The cruiser inched forward slowly, preceded by her escort of motor whaleboats. She was still listing to starboard, and the five-degrees tilt on the deck felt much more significant than it actually was.

For the next ten minutes, she proceeded by fits and starts, creeping forward at three knots, going into a full-astern bell at the slightest indication of trouble from her waterborne lookouts. They edged closer and closer to the edge of the Black Sea.

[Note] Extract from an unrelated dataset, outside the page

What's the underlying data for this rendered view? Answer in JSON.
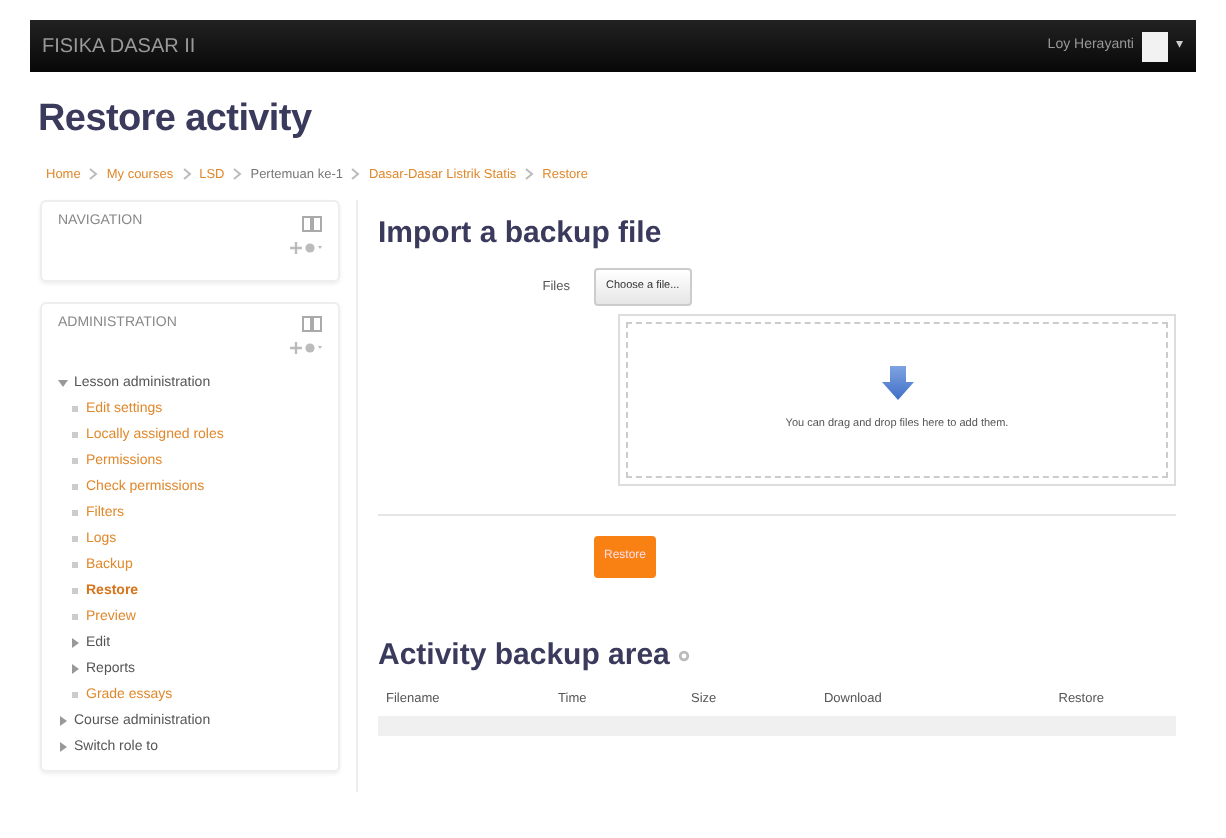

The second mine caught Shiloh just under the bow. The ship slammed up, her bow tossed out of the water by the violence of the explosion. The crew, braced unconsciously for another hit on the beam, was thrown back against the aft bulkhead. Again the screams, the wails of the dead and dying, as the explosion catapulted already injured sailors into cold steel surfaces.

The bow crashed back down on the water, the forward weather deck completely submerged. The sea coursed up over it, lapping hungrily at the forward bridge windows before subsiding. The fore-and-aft pendulum motion dampened out more quickly than the side-to-side roll had. Within a couple of moments, the ship was bow-down and still listing to starboard.

“Damage report.” The captain’s voice was a harsh croak, but still understandable. The reports started pouring in.

He made his assessment quickly, still somewhat dazed by the hard blow he’d taken against the chart table. The forward part of the ship below the waterline was a complete casualty. The explosion had ripped off the sonar dome, buckled steel plates, and twisted stanchions. The sea was pouring in, had completely inundated the forward boatswains’ locker, as well as the first twenty frames of the ship. The damage control team had already established watertight boundaries, but there was no hope of pumping out the flooding.

Most worrisome was the indication that some of the watertight doors forward had been buckled by the stress to which the steel frame of the ship was exposed. Damage Control teams reported leaking around some of the hatches, controllable for now, but likely to get worse. The captain ordered secondary boundaries set and casualties evacuated, and ordered the ship forward.